Venivano anche offerte consulenze legali gratuite, e come si evince dalla relazione ufficiale, l’80% riguardava cause da lavoro con il 90% di quest’ultime riguardanti il fenomeno delle buste paga fasulle e delle truffe ad esse collegate. Insomma, era uno spazio che offriva non solo la conoscenza dei propri diritti, ma anche strumenti concreti per far valere i propri diritti in sedi legali.
«Il 18 aprile scorso» ci dice Marco guardando il palazzetto dove risiedeva il presidio «c’è stato il più grande sciopero dei braccianti Sikh da quando sono arrivati nell’Agro Pontino. Eravamo in migliaia nelle strade del centro di Latina. E la cosa di triste è che il progetto Bella Farnia era stato un luogo essenziale per l’organizzazione dello sciopero. Grazie a quelle mura che davano protezione ai braccianti, abbiamo potuto organizzare la manifestazione ». E qui si aggiunge un altro fattore circa l‘importanza di quel presidio, che è quello della concreta presa di coscienza del proprio sfruttamento, del superamento di quella triste barriera di paura che aveva obbligato i nostri amici Sikh ad essere muti e addomestica per troppo tempo. Dunque, ancora una volta, la scelta dell’interruzione del finanziamento da parte della Regione, appare assurda ed esecrabile.
A questo punto la domanda è doverosa: perché il progetto è stato interrotto?
C’è sicuramente da dire che questo progetto era inviso a molti datori di lavoro criminali della zona, ai caporali, ai trafficanti umani (coloro che organizzano la tratta Punjab- Agro Pontino) , e a politici invischiati nella faccenda. Nella zona non si respira un clima sereno, e Marco ha recentemente subito minacce ed intimidazioni. Lui ed il progetto stavano tentando di rompere un sistema consolidato imperniato su ignoranza, segregazione ed intessi radicati soprattutto economici. È quindi sfortunatamente normale che vari soggetti abbiano vissuto male “Bella Farnia” ed i relativi risultati; e ciò è stato spesso dimostrato con pressioni di varia natura.
Tuttavia, in una situazione così tesa e pericolosa, quello che non avrebbe dovuto fare uno Stato degno del proprio nome che lotta contro sfruttamento e criminalità, è abbandonare i lavoratori e i vari soggetti che stanno lottando, come Marco, per l’emancipazione dei nostri amici Sikh. Nel momento in cui lo stato fa un passo indietro, lo sfruttamento sistemico, ne fa cinque in avanti.
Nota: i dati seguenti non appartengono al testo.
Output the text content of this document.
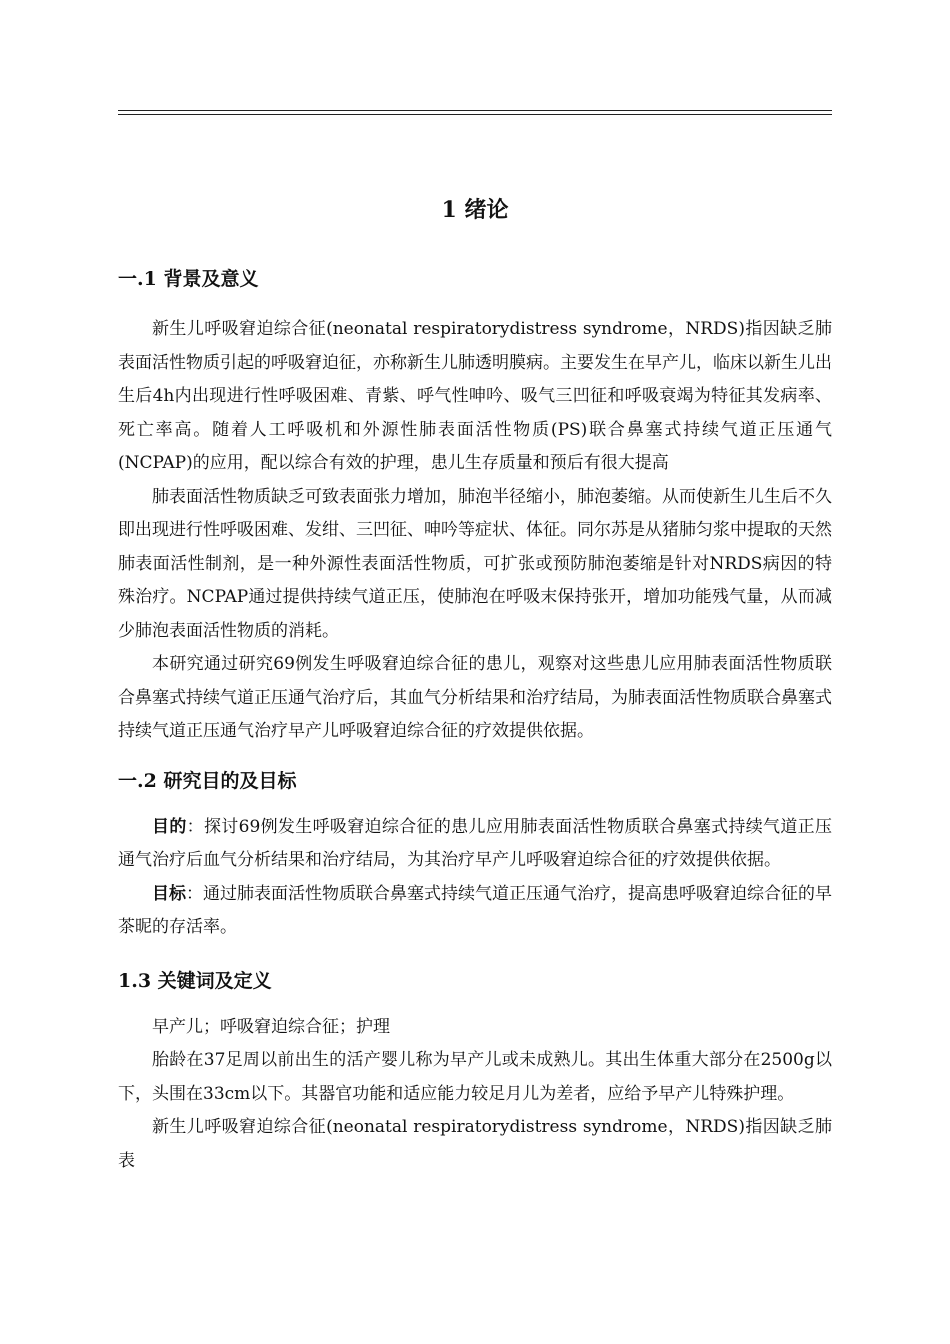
1 绪论
一.1 背景及意义

新生儿呼吸窘迫综合征(neonatal respiratorydistress syndrome，NRDS)指因缺乏肺表面活性物质引起的呼吸窘迫征，亦称新生儿肺透明膜病。主要发生在早产儿，临床以新生儿出生后4h内出现进行性呼吸困难、青紫、呼气性呻吟、吸气三凹征和呼吸衰竭为特征其发病率、死亡率高。随着人工呼吸机和外源性肺表面活性物质(PS)联合鼻塞式持续气道正压通气(NCPAP)的应用，配以综合有效的护理，患儿生存质量和预后有很大提高

肺表面活性物质缺乏可致表面张力增加，肺泡半径缩小，肺泡萎缩。从而使新生儿生后不久即出现进行性呼吸困难、发绀、三凹征、呻吟等症状、体征。同尔苏是从猪肺匀浆中提取的天然肺表面活性制剂，是一种外源性表面活性物质，可扩张或预防肺泡萎缩是针对NRDS病因的特殊治疗。NCPAP通过提供持续气道正压，使肺泡在呼吸末保持张开，增加功能残气量，从而减少肺泡表面活性物质的消耗。

本研究通过研究69例发生呼吸窘迫综合征的患儿，观察对这些患儿应用肺表面活性物质联合鼻塞式持续气道正压通气治疗后，其血气分析结果和治疗结局，为肺表面活性物质联合鼻塞式持续气道正压通气治疗早产儿呼吸窘迫综合征的疗效提供依据。

一.2 研究目的及目标

目的：探讨69例发生呼吸窘迫综合征的患儿应用肺表面活性物质联合鼻塞式持续气道正压通气治疗后血气分析结果和治疗结局，为其治疗早产儿呼吸窘迫综合征的疗效提供依据。

目标：通过肺表面活性物质联合鼻塞式持续气道正压通气治疗，提高患呼吸窘迫综合征的早茶昵的存活率。

1.3 关键词及定义

早产儿；呼吸窘迫综合征；护理

胎龄在37足周以前出生的活产婴儿称为早产儿或未成熟儿。其出生体重大部分在2500g以下，头围在33cm以下。其器官功能和适应能力较足月儿为差者，应给予早产儿特殊护理。

新生儿呼吸窘迫综合征(neonatal respiratorydistress syndrome，NRDS)指因缺乏肺表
«L’interruzione del progetto Bella Farnia» conclude Marco mentre ce andiamo via dal residence « ha arrestato un complesso percorso di emancipazione sociale e contrasto all’illegalità che aveva ottenuto risultati molto importanti. La comunità Sikh non ha assolutamente capito perché è stato interrotto, e continuano a chiederci il perché. Noi pensiamo che un’istituzione come la Regione Lazio debba investire senza timidezza in progetti di questo tipo; perché l’integrazione ed il sostegno di questa gente si fa concretamente sul campo fornendo strumenti, e non solo con parole e dibattiti» sostiene Marco con passione, la vera passione di chi lotta realmente a fianco degli sfruttati. «Bella Farnia ha permesso di raccogliere storie di sfruttamento lavorativo che sono diventate denunce e speriamo presto processi contro caporali e datori di lavoro sfruttatori. Ci piacerebbe quindi sapere se c’è ancora da parte della Regione Lazio la volontà d’impegnarsi per restituire dignità e giustizia ai braccianti pontini, o se invece si preferisce evitare questo tema».
Regione Lazio batti un colpo, perché i braccianti che ci fanno trovare frutta e verdura nelle nostre ordinate case, è da troppo tempo che battono; ma battere un colpo in un oceano sordo ed omertoso spesso non porta a nulla . È l’ora che qualcuno scenda dalle proprie comode sedie, si avvicini per ascoltarli, e torni a parlare con gli sfruttati, che sono lì, a soli 100 km dal parlamento della Repubblica Italiana.